The fungi, all relatives of a kingdom that provide the world with its antibiotics, may even drive the whole beetle/tree system. Without them, the beetles have no nutrition. After they kill a tree, bark beetles also turn it into a temporary fungal garden to feed their young.

Bark beetles also share a number of similarities with human empires. They lie dormant for a long time and then quickly explode across the landscape. Once they've expanded their empire and eaten themselves out of house and home, they retreat and collapse. (But no human empire can re-engineer an entire landscape as quickly as a bark beetle.) They, too, attack in highly coordinated swarms. Watching a thousand beetles hit a pine tree is like watching a medieval army besiege a castle, but with one difference. The tree, a carbon castle, usually falls in a day.

Foolish humans

Just about everything that governments and the logging industry have done to stop the beetle have made the problem worse. In B.C., massive clear cuts ruined watersheds, damaged roads, lessened forest diversity and impoverished communities by high grading non-pine species from the landscape. Government policy that lowered stumpage fees from $25 to 25 cents a cubic meter (allegedly to reduce fire hazards or to salvage beetle kill) ultimately impoverished the owners of the resource (the people of B.C.) and enriched a few corporations.

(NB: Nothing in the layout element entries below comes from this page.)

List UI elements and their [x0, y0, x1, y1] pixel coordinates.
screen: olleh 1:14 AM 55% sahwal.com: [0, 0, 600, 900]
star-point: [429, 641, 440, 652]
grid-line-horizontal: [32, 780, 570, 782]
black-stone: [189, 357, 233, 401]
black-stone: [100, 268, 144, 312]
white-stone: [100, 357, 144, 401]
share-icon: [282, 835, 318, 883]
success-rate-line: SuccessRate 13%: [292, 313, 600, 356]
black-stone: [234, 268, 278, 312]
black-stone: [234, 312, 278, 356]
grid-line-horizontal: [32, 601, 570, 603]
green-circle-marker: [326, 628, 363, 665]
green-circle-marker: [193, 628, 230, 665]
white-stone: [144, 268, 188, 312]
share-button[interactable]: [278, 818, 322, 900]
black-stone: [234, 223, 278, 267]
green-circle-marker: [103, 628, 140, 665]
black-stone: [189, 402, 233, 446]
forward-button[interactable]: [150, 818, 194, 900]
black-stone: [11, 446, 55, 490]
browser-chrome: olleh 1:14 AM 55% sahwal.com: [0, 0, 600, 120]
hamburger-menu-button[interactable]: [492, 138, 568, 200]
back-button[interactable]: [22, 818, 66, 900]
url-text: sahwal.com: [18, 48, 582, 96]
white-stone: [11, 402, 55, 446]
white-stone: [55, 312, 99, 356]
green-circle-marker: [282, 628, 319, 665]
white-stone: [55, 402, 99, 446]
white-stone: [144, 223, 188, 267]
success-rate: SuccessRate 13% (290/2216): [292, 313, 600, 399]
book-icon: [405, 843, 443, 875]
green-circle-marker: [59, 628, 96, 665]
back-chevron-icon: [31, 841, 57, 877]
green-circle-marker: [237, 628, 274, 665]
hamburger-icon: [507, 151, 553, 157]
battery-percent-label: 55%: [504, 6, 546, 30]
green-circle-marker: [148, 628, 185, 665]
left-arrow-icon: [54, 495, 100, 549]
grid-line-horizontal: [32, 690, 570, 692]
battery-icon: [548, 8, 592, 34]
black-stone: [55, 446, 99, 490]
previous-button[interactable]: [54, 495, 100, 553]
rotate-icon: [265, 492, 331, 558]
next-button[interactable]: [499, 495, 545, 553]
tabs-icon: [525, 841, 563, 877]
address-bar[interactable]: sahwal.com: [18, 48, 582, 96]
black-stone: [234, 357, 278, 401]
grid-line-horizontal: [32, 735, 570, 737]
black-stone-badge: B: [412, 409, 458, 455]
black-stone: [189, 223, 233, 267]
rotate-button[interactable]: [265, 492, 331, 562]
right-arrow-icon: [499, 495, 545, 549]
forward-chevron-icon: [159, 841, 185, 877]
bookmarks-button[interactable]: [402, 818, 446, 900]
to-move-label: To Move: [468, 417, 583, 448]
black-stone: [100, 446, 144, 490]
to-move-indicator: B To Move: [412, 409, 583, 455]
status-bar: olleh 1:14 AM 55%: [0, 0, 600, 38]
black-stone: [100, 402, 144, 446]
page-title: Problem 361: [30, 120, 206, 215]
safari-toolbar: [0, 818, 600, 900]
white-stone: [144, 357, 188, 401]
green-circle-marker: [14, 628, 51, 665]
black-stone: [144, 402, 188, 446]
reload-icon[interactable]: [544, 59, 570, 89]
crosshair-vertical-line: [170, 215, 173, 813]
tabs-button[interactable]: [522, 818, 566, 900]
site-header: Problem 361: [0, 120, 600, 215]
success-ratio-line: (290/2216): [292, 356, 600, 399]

Instead of using the crisis as an opportunity to restructure a badly concentrated industry, the government continued with business as usual: it bailed out the big guys and let the little guys fail. But smart government (truly an oxymoron these days) would have reshaped the timber industry and its monster tree leases into community-based forests and smaller, more labor-intensive firms that added value to the resource. But that's real beetle proofing, and it never happened.